The steps to perform the test are as follows:

1. State the null and alternative hypotheses:
- Null hypothesis (H0): The means of the two populations are equal (µ1 = µ2).
- Alternative hypothesis (H1): The means of the two populations are not equal (µ1 ≠ µ2).

2. Determine the significance level (α):
- In this case, the level of significance is given as 0.05.

3. Compute the test statistic:
- The formula for the test statistic is:
t = (x¯1 - x¯2) / √((s1^2/n1) + (s2^2/n2))
- Plug in the given values:
t = (35.0 - 42.5) / √((5.8^2/12) + (9.3^2/14))

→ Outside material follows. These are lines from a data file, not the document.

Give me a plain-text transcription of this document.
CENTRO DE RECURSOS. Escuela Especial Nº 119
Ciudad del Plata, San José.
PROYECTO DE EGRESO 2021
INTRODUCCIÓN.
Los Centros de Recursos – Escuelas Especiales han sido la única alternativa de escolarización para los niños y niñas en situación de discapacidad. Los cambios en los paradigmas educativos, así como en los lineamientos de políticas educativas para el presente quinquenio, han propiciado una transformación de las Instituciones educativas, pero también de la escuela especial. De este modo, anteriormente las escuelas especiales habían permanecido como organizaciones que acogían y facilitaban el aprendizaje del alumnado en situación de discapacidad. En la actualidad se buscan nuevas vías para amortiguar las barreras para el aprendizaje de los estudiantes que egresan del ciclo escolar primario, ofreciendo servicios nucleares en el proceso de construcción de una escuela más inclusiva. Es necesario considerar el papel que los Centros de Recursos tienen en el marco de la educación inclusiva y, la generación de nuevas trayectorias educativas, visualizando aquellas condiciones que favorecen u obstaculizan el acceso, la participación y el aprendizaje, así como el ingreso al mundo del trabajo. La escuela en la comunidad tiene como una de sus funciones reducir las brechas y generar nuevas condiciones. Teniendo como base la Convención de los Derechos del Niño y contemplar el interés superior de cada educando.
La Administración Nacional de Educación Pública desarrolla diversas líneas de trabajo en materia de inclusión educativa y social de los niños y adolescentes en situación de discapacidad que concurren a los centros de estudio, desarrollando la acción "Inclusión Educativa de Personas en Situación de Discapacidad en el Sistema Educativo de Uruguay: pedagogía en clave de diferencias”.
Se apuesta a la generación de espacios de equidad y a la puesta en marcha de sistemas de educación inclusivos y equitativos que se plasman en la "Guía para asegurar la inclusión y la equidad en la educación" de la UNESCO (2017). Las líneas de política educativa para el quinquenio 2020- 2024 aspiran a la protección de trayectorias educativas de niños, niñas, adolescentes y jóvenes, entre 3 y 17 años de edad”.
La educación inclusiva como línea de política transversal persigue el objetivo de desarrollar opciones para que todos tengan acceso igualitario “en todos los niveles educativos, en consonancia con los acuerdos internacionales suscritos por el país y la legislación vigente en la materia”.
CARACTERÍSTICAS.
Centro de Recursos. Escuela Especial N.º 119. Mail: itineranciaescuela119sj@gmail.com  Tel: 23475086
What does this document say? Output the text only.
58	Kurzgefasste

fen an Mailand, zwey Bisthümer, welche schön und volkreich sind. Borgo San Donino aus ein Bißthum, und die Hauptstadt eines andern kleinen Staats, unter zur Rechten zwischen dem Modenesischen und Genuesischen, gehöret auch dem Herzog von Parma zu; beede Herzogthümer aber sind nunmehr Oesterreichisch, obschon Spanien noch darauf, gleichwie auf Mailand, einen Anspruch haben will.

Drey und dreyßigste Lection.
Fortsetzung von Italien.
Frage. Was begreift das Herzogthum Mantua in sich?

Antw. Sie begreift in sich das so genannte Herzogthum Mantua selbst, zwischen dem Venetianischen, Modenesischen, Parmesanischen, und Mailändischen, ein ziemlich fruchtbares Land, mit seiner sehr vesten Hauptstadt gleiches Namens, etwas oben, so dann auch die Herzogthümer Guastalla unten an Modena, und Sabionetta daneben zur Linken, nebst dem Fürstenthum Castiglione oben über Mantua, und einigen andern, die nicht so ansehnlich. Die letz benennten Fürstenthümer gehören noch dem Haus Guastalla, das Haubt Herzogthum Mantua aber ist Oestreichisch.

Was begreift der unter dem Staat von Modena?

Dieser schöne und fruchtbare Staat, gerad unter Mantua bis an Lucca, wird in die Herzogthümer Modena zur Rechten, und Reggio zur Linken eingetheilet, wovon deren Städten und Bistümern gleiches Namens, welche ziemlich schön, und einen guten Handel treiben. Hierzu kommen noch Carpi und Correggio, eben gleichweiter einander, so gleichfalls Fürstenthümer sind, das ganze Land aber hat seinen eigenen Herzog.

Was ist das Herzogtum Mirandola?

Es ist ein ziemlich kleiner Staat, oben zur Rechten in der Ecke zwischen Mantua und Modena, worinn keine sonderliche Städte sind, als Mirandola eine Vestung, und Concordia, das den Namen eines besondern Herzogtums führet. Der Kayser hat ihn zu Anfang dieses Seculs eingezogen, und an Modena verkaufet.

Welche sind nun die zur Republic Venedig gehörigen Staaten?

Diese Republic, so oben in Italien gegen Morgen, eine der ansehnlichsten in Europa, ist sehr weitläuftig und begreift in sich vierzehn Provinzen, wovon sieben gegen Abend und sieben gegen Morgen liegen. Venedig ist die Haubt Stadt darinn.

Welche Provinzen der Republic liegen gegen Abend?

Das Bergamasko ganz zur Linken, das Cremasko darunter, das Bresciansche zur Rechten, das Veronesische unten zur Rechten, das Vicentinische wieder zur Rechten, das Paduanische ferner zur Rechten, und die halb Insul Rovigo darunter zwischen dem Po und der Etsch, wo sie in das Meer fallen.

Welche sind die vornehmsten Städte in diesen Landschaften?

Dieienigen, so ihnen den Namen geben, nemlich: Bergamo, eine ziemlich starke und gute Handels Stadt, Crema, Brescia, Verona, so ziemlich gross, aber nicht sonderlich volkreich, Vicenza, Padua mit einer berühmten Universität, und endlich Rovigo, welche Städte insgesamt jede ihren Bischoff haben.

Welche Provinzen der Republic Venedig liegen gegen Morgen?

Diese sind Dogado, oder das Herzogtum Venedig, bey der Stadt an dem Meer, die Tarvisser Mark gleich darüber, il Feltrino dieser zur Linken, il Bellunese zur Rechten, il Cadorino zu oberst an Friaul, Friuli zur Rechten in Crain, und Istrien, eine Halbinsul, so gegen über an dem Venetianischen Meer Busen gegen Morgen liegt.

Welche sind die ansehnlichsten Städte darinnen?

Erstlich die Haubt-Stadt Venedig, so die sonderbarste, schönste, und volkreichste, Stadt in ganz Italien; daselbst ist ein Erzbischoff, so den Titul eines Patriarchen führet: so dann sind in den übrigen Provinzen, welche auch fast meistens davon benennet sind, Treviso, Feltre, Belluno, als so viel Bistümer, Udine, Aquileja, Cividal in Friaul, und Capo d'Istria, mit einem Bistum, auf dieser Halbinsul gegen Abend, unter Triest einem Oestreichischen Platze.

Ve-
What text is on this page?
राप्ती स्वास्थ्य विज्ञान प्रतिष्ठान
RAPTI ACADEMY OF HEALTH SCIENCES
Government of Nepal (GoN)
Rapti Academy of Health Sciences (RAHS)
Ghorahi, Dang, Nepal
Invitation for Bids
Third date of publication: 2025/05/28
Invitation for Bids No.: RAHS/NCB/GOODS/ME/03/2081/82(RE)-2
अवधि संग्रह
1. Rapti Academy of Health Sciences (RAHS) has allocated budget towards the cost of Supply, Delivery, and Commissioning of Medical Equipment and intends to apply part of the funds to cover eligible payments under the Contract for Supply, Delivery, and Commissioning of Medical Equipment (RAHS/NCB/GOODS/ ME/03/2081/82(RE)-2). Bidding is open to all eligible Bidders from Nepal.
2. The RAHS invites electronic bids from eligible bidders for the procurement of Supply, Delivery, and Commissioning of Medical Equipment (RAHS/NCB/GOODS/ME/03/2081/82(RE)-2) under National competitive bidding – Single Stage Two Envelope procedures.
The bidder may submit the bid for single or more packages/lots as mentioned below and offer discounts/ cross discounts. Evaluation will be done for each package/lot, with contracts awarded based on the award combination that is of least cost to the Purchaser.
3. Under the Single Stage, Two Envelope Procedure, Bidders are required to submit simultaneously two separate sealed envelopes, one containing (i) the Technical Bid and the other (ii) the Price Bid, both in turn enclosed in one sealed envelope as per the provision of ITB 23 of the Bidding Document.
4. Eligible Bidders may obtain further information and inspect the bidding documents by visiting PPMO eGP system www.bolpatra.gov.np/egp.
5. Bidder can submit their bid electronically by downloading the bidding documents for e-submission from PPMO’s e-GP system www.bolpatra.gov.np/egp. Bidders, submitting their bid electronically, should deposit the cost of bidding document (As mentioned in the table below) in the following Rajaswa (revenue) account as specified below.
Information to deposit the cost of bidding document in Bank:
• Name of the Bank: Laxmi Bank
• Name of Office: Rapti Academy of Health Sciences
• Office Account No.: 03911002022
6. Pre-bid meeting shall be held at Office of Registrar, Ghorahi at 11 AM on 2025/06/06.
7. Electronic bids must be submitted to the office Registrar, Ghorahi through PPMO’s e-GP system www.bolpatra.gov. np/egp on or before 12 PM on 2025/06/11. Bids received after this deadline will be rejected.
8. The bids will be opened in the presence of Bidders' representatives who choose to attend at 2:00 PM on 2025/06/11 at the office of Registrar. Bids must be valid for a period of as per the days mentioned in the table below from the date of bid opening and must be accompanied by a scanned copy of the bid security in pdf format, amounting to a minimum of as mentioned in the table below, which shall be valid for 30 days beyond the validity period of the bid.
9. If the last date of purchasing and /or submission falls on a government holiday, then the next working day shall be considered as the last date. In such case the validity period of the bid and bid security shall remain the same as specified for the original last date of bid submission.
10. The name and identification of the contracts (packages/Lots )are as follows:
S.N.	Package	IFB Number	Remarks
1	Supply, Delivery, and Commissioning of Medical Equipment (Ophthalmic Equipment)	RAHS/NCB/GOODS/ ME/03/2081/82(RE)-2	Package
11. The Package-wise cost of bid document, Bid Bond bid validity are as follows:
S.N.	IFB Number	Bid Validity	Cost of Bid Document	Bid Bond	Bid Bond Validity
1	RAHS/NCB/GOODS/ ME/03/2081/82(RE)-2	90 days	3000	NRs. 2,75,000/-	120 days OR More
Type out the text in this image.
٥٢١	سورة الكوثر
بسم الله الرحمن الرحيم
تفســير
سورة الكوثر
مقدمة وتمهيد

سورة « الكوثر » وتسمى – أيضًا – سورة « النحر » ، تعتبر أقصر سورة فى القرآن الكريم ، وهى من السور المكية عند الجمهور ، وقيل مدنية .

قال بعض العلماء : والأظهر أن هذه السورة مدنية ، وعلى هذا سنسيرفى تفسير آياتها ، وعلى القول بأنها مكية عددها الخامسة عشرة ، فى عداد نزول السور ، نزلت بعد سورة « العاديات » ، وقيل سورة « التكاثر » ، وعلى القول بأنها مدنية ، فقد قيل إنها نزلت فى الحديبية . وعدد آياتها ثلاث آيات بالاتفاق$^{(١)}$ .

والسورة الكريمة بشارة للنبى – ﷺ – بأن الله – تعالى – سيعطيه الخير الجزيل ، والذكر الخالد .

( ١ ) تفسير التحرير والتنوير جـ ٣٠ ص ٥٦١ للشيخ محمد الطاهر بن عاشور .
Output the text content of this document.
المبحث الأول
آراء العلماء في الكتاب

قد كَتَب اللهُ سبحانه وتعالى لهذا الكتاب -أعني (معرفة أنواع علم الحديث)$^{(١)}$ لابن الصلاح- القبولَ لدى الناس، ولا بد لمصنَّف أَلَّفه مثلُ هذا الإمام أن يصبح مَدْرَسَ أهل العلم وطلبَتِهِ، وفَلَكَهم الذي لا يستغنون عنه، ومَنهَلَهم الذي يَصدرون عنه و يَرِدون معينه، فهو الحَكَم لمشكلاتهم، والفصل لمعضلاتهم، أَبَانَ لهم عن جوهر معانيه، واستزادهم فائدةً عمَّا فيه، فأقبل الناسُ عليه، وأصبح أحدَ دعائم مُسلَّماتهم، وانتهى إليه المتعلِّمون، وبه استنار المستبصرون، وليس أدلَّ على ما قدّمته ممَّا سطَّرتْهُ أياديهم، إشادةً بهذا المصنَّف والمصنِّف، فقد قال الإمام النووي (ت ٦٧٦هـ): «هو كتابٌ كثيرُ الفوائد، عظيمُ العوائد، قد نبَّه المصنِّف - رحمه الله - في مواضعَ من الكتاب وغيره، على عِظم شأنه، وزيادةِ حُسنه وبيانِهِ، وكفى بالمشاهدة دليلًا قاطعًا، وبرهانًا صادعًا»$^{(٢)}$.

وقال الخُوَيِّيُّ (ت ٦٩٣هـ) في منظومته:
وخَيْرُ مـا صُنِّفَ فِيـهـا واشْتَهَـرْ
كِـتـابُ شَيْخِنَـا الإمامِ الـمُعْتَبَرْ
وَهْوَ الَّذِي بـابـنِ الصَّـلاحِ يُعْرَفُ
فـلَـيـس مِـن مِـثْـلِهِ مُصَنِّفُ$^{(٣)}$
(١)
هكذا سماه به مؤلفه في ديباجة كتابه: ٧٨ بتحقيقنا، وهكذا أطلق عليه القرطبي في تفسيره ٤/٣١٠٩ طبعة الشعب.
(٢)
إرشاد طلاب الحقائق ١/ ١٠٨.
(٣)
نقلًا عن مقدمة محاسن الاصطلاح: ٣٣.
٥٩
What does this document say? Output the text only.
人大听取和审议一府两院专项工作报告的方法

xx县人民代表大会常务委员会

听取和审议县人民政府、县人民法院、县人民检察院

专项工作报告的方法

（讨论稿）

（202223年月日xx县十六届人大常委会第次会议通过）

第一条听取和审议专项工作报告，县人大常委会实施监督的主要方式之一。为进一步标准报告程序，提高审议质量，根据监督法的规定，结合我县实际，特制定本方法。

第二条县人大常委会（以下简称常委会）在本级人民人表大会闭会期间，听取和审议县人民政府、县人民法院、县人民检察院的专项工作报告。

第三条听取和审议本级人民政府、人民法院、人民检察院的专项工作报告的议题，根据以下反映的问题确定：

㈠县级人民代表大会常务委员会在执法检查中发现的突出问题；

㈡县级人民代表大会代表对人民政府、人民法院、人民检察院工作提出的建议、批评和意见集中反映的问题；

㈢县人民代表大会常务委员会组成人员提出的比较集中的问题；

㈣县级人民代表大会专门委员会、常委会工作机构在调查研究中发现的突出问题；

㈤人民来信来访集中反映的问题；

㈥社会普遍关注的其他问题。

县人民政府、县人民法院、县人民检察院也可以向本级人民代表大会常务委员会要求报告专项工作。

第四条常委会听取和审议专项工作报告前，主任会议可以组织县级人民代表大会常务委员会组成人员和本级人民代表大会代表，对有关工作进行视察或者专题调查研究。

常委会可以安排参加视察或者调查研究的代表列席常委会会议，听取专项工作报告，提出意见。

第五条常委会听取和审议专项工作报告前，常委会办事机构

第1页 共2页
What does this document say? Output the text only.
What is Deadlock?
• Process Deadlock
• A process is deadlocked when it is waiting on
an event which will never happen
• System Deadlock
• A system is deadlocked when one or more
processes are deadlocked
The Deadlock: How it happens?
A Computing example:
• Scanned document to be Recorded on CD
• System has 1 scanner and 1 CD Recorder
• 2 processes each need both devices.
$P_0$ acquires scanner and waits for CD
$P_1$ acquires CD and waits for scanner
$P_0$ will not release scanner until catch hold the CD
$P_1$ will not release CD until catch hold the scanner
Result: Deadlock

4. Determine the critical value:
- The critical value(s) depend on the significance level and the degrees of freedom.
- Degrees of freedom (df) = (n1 - 1) + (n2 - 1) = 11 + 13 = 24
- Since this is a two-tailed test (µ1 ≠ µ2), we need to find the critical values for α/2 = 0.05/2 = 0.025.
- Looking up the critical values in a t-table for df = 24 and α/2 = 0.025, we find t-critical = ±2.0639.

5. Make a decision:
- If the test statistic falls in the rejection region (outside the t-critical values), we reject the null hypothesis. Otherwise, we fail to reject the null hypothesis.
- In this case, compare the computed test statistic to the critical values. If |t| > t-critical, then reject H0. Otherwise, fail to reject H0.

6. Calculate the p-value (optional):
- The p-value represents the probability of obtaining a test statistic as extreme as the observed value, assuming the null hypothesis is true.
- For a two-tailed test, we calculate the p-value by finding the area in both tails of the t-distribution beyond the test statistic.
- We can use a t-table or statistical software to find the p-value.

So, to conclude, compare the computed test statistic to the critical values (±2.0639) and make a decision about the null hypothesis. Additionally, you can calculate the p-value to determine the statistical significance of the results.